A 21 de Março, logo após a chegada da Primavera, assinala-se o Dia Mundial da Poesia, celebrado, geralmente, com diversos eventos em torno da data, como concertos, exposições e leituras de poemas. Entrevistámos a actriz, e também poetisa, Sónia Balacó, para nos falar um pouco sobre esta data e a sua íntima relação não só com a poesia, mas com a Arte, no geral.

 

Texto: Filipa Leal

Fotografia: Soraia do Carmo

“Para dizer a verdade, a poesia é das coisas que faço há mais tempo. Assim que aprendi a escrever, que foi antes de entrar para a escola primária, comecei a escrever poemas – coisas muito infantis, claro. Mas a verdade é que é uma relação muito antiga e um pouco inexplicável, não houve uma exactamente aproximação, foi algo que surgiu naturalmente. Sinto é que é mesmo parte de mim. Como leitora, só me lembro de começar a ler poesia mesmo “adulta” a partir dos 12 anos, portanto, a poesia como escritora chegou antes da poesia como leitora.”

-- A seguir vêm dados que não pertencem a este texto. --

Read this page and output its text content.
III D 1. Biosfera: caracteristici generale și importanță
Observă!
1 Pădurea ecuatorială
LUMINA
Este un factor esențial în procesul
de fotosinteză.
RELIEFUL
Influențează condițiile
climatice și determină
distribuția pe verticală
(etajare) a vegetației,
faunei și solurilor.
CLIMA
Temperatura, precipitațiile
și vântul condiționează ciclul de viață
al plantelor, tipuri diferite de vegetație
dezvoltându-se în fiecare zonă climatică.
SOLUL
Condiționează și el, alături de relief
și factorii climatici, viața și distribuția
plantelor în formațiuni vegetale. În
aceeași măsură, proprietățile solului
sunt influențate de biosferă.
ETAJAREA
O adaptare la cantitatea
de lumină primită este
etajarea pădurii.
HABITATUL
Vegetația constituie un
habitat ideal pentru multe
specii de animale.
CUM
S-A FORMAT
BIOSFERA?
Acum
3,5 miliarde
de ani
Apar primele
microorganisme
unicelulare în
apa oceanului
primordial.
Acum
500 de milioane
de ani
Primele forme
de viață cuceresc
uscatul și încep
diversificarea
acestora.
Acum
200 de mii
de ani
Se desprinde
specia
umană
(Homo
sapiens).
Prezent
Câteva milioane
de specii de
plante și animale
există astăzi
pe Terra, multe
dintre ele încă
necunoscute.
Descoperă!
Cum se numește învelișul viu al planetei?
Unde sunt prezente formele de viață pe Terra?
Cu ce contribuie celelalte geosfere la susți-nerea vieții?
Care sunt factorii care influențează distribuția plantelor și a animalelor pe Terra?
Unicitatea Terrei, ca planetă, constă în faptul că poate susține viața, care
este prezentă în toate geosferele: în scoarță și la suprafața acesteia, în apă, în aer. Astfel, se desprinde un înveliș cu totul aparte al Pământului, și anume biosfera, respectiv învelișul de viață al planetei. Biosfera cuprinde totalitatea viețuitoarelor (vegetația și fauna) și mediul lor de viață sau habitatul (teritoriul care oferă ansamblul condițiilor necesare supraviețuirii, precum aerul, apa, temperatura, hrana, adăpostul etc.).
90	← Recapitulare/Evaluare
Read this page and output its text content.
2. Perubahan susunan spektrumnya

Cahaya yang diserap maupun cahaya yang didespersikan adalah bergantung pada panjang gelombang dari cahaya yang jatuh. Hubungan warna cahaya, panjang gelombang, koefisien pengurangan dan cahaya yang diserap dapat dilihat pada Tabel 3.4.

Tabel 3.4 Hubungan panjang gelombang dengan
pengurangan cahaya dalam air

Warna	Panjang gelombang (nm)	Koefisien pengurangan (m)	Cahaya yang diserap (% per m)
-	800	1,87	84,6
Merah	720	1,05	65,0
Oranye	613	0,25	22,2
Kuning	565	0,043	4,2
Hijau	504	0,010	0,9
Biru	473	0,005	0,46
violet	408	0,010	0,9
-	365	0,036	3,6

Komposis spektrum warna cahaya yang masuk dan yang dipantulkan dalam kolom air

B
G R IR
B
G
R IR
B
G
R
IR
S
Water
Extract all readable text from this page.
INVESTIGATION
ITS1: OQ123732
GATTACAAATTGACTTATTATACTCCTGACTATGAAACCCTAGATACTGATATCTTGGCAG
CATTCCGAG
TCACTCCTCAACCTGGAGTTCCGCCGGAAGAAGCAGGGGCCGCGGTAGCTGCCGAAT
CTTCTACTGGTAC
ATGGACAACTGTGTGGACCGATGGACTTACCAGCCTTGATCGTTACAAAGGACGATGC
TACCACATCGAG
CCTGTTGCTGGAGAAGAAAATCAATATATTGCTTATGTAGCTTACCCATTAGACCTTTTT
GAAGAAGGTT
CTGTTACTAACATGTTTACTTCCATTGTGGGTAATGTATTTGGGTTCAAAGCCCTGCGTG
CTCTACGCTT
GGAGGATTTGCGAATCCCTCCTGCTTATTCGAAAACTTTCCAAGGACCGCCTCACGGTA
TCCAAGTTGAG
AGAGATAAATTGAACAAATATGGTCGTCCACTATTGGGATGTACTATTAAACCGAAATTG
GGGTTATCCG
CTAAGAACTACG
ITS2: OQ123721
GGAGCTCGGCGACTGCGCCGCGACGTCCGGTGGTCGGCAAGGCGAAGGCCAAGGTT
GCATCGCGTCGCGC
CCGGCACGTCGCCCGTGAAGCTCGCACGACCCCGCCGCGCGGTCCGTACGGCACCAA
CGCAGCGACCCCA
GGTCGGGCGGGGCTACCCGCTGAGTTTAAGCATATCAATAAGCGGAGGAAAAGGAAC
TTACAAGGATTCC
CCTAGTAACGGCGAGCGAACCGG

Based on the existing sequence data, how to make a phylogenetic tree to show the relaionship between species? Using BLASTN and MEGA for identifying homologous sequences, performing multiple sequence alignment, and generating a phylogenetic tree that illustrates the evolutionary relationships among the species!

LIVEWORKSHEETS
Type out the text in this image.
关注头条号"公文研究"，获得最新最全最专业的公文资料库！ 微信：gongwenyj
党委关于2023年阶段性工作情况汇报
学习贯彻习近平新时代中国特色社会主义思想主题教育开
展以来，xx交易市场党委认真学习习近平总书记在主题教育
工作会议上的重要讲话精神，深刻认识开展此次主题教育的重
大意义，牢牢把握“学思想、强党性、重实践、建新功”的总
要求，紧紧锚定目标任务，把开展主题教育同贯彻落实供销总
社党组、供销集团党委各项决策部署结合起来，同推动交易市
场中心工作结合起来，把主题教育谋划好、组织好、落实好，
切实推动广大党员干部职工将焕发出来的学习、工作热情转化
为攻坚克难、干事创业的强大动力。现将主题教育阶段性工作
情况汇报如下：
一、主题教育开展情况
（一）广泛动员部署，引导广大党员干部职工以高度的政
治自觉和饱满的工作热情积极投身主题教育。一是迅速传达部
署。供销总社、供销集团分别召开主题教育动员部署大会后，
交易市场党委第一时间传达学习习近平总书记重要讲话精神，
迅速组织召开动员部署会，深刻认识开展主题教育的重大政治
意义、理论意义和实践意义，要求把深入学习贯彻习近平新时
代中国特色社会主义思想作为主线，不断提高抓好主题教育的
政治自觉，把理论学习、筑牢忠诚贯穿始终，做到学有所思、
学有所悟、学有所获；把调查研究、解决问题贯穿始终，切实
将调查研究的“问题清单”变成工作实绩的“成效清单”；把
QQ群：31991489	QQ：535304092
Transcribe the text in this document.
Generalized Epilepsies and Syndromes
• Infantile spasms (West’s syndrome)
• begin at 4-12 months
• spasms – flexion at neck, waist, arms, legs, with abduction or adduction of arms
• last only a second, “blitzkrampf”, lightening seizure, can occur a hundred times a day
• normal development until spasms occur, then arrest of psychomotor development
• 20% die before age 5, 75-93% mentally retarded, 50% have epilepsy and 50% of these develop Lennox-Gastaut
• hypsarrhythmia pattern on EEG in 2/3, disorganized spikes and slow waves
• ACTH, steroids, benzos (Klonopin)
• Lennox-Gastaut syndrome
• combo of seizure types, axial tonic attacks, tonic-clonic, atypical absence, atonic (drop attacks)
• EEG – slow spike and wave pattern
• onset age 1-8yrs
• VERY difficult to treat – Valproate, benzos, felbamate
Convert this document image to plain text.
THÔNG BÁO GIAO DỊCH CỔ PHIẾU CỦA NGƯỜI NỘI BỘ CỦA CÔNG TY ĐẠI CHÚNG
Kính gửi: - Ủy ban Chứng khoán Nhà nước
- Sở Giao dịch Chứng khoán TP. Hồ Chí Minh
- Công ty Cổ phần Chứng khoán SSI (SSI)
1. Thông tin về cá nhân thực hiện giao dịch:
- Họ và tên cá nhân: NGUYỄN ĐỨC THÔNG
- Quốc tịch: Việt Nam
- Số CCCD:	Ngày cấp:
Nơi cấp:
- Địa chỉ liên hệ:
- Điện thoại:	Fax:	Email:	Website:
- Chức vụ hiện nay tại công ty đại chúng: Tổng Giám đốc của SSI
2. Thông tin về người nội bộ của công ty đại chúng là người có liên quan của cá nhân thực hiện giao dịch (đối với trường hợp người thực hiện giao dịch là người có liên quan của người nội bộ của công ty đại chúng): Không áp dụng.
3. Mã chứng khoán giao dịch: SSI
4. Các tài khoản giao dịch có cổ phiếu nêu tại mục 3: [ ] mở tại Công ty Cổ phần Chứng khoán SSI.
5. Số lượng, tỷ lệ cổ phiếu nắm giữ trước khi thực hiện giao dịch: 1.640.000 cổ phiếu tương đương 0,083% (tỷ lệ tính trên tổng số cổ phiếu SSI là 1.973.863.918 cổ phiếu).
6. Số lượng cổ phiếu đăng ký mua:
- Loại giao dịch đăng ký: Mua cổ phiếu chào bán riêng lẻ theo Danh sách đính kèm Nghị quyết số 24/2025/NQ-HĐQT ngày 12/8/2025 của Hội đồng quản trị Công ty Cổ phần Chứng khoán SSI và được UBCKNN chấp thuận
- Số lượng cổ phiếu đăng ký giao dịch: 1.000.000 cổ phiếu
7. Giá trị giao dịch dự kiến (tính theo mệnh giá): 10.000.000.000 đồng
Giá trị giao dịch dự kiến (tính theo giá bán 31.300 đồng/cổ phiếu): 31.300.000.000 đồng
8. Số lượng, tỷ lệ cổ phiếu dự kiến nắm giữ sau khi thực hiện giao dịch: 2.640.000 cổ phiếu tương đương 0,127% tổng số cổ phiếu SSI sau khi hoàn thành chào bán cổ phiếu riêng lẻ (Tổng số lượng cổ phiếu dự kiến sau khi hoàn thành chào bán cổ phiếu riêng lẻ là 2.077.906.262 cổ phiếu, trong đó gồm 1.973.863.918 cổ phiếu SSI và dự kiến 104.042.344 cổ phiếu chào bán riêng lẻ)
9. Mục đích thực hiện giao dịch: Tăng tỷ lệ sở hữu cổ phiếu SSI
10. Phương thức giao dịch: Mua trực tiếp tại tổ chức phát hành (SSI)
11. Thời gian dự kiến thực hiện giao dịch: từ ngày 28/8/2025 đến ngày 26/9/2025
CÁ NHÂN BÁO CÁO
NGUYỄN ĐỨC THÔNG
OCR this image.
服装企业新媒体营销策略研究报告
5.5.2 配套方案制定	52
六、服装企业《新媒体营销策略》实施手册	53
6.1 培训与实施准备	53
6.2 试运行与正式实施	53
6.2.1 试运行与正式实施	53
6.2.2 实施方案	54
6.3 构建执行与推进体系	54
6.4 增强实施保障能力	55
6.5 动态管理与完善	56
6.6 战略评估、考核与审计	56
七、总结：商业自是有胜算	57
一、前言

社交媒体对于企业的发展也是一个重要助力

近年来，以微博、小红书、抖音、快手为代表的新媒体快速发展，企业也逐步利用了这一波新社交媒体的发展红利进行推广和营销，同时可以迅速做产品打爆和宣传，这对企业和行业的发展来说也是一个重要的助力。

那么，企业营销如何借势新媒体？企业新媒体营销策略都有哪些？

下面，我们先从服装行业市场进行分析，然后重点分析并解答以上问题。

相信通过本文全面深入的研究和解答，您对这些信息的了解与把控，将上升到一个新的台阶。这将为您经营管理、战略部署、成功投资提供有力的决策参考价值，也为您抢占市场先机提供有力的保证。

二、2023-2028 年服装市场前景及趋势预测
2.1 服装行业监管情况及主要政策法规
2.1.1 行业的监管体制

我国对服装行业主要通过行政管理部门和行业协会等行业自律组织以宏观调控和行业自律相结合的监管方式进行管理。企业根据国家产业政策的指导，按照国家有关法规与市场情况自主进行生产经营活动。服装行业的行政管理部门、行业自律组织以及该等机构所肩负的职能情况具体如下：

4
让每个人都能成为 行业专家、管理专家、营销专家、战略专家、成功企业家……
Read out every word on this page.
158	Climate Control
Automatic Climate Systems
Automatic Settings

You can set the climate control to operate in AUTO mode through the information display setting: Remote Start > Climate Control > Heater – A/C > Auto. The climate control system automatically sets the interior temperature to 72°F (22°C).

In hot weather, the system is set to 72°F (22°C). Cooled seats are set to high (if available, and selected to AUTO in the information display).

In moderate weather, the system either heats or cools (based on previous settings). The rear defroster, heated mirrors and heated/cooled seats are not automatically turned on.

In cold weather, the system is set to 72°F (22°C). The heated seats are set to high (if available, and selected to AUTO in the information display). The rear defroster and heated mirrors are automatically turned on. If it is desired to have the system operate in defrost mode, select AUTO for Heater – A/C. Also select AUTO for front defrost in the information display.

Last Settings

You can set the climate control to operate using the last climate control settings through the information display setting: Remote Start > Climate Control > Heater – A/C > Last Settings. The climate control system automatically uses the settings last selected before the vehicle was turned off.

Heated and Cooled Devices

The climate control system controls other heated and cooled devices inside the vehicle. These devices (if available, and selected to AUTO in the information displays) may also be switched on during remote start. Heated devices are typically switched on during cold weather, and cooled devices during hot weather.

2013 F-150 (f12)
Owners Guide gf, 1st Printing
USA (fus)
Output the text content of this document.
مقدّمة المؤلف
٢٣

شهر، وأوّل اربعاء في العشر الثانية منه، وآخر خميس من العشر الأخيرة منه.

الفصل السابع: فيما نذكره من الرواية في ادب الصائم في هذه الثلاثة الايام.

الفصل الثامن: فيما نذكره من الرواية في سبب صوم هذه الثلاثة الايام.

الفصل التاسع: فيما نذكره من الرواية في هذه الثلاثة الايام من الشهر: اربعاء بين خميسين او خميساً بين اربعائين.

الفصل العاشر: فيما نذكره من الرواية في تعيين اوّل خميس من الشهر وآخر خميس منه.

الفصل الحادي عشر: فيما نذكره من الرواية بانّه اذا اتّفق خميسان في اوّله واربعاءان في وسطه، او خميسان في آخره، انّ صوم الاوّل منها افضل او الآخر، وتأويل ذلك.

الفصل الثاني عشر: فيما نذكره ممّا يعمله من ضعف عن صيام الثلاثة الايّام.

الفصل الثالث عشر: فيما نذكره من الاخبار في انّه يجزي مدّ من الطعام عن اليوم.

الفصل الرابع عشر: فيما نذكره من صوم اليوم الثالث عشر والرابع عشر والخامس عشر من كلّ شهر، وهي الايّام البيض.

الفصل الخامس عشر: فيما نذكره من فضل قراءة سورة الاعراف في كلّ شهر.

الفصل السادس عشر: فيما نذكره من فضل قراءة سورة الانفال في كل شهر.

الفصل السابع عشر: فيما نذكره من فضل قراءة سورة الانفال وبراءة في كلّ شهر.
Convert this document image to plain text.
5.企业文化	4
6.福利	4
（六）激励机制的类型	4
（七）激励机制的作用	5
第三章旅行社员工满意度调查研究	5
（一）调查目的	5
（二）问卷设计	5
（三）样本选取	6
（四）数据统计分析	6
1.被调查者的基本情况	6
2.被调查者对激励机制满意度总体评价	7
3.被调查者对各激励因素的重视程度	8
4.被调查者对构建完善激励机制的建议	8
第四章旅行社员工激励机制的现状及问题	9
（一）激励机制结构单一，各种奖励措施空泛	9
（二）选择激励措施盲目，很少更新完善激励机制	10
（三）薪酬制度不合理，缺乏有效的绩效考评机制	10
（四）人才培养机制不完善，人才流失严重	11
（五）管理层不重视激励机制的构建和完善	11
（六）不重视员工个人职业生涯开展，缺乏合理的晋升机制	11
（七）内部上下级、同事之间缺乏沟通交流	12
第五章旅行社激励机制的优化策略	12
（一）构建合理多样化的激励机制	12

Com um percurso profissional focado maioritariamente na representação, Sónia lançou, em 2015, o seu primeiro livro. Constelação é um livro de “poesia construída em fragmentos, pensamentos, aforismos, numa intencionalidade experimental, desobediente de géneros e fronteiras”. A ideia surgiu em 2014, mas a poesia já fazia parte da sua vida desde sempre.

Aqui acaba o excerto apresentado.